Europa está preocupada por los datos demográficos que auguran un progresivo envejecimiento de la población, y la calidad de vida de las personas mayores comienza a ser una preocupación habitual en muchos países. Como el gran Oscar Wilde escribió “La tragedia de la vejez no es que uno sea viejo, sino que uno es joven.”
Así parece haberlo entendido el director de series televisivas Kilian Riedhof, que da el salto a la gran pantalla con Vivir sin parar, una bonita metáfora sobre el tiempo, el espíritu y la capacidad narrada en tono tragicómico, que conciencia a la vez que conmueve, algo difícil de conseguir a priori.
Para ello Dieter Hallervorden sale de su habitual registro cómico para meterse en la piel de Paul Averhoff, un legendario corredor de maratón que lo ganó todo en los años 50 y 60 que vive felizmente retirado con su mujer a sus 70 y pocos años de edad. Ella tiene algún problema de salud, por lo que ante los repetidos ataques, su hija, encarnada en Heike Makatsch, decide internarlos en una residencia. Allí, a la falta de motivación y calor humano del personal se le unen unos deprimentes pasatiempos como hacer figuritas con castañas (algo que, en el film, es el símbolo de la decadencia absoluta) y sin embargo los cuidadores insisten en la importancia de marcarse pequeños objetivos. Ante tal perspectiva, Averhoff se rebela y decide prepararse para correr la maratón de Berlín, arrastrando con él a su mujer, que siempre ha sido su entrenadora, y trastocando la rutina de la residencia.
La historia resulta entrañable cuanto menos, y desde el principio podremos identificarnos con el espíritu de lucha del antiguo atleta. Pero esta trama, que parece ligera, una historia más de superación, tiene muchas ramificaciones: Riedhof aprovecha para reflexionar sobre la historia de su país, la sanidad alemana, las personas dependientes, la educación de los hijos, la enfermedad, el dolor y cómo llevarlo, los prejuicios. Traba tras traba, su protagonista va superando los obstáculos que encuentra.

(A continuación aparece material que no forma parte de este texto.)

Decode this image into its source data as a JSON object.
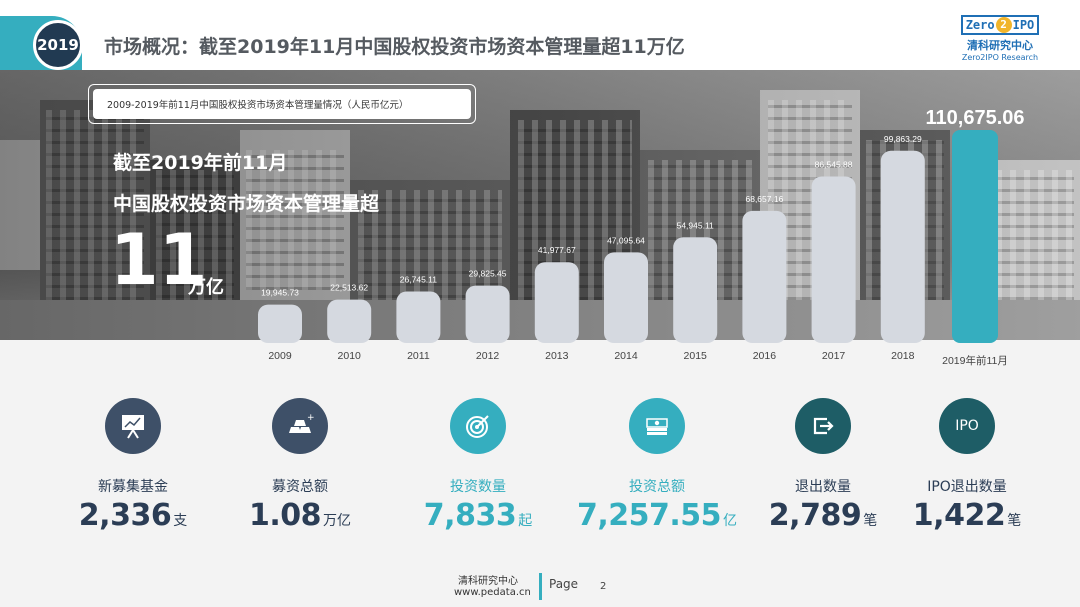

Hay una secuencia memorable, que no puedo dejar de mencionar, en la que ante las cámaras de televisión, un Averhoff medio roto suelta un monólogo memorable, digno del mejor Liam Neeson en Cinco minutos de gloria, en el que acaba por resumir la filosofía que pretende inculcar “La vida es como una maratón: los primeros pasos son fáciles, piensas que nada puede detenerte. Pero entonces llega el dolor y tus fuerzas disminuyen metro tras metro. Piensas que ya no puedes, pero sigues un poco más, hasta el agotamiento total. Y al final está la victoria. Ciertamente. Sólo la victoria”
La película finaliza con imágenes reales de la maratón de Berlín con un Hallervorden infiltrado. El actor, por cierto, se ha preparado a conciencia para interpretar a su personaje, perdiendo peso, yendo a un gimnasio tres veces por semana y, por supuesto, corriendo cada día, demostrándose a si mismo que realmente la edad no es un impedimento.
Está claro que la película gana su fuerza en lo conmovedor, y el tono de comedia inteligente que pretende dejar claro su realizador en los primeros minutos es solo un pretexto. Hay mucha materia si entramos un poco más profundamente en el mundo que nos propone. Todos los personajes están francamente bien construidos, incluso los secundarios (especialmente destacable Tajta Sebt como Margot, mujer de Averhoff), contribuyendo al realismo de la cinta.
En definitiva, la obra está cargada de positivismo. Ya desde su título ofrece la esperanza de la que hace gala durante las casi dos horas que dura. Marcada muchas veces por las dualidades que propone (La fuerza contra la enfermedad, la vida privada contra la vida familiar, la dictadura de los números contra el calor humano) esta tragicomedia consigue llegar directamente adonde apunta: al corazón y sin interferencias.